Le premier ministre a souligné que M. Varin s’était «clairement engagé à ce que le dialogue social aboutisse à des mesures tenant compte des demandes exprimées par le président de la République et le gouvernement». Parmi ces demandes figurent «la limitation de l’impact sur l’emploi et l’accompagnement de chaque salarié jusqu’à l’obtention d’un emploi». 
 
Le maintien d’une activité industrielle sur le site d’Aulnay-sous-Bois, la mise en place par PSA d’un plan de revitalisation à Rennes, autre site touché, et l’accompagnement des sous-traitants et prestataires font aussi partie des exigences du gouvernement.
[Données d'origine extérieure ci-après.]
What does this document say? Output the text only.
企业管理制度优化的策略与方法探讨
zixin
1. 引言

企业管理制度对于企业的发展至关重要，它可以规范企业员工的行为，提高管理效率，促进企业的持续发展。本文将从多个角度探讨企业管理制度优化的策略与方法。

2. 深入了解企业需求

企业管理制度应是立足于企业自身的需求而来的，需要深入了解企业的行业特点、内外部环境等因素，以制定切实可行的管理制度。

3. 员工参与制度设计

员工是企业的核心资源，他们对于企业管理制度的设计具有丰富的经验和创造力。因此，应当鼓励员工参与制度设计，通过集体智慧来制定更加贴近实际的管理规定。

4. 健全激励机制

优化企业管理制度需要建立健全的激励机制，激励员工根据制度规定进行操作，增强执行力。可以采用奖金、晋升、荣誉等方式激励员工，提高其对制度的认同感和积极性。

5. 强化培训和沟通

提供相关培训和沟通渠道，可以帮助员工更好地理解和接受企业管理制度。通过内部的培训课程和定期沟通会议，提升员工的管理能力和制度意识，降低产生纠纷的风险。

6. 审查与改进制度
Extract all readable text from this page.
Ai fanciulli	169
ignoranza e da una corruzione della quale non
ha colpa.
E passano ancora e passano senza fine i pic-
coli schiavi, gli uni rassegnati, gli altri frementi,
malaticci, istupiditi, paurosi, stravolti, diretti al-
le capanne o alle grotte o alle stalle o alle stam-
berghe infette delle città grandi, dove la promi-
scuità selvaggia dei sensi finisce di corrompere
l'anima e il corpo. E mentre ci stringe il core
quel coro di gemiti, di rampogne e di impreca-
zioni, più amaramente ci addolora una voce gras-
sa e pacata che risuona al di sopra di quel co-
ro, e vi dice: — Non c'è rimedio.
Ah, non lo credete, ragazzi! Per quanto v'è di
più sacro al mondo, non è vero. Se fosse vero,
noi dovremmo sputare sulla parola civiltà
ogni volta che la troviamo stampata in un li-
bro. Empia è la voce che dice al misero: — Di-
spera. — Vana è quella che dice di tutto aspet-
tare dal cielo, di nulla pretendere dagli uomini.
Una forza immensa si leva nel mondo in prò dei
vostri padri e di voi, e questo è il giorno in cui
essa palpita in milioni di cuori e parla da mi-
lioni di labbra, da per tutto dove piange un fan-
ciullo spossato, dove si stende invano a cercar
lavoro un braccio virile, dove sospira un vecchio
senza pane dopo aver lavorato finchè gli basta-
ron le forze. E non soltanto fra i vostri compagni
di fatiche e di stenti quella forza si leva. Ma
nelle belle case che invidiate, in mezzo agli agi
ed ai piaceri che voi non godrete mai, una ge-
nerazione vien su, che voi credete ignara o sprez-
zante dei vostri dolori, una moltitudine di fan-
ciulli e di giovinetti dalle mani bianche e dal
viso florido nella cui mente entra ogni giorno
Lors de son interview du 14 juillet, François Hollande avait affirmé que le plan de restructuration était «en l’état inacceptable» et devait être «renégocié». Dans la matinée, PSA avait déjà annoncé un accord de coopération avec le groupe japonais Toyota qui prévoit que PSA construise des véhicules utilitaires légers pour Toyota, ce qui pourrait être un signe favorable pour l’avenir du site de Sevelnord à Hordain.
 
Ces développements interviennent alors que le ministre du Redressement productif, Arnaud Montebourg, doit présenter demain un plan de soutien à la filière automobile qui passera par un «soutien massif» aux véhicules «innovants et propres», en échange de «contreparties».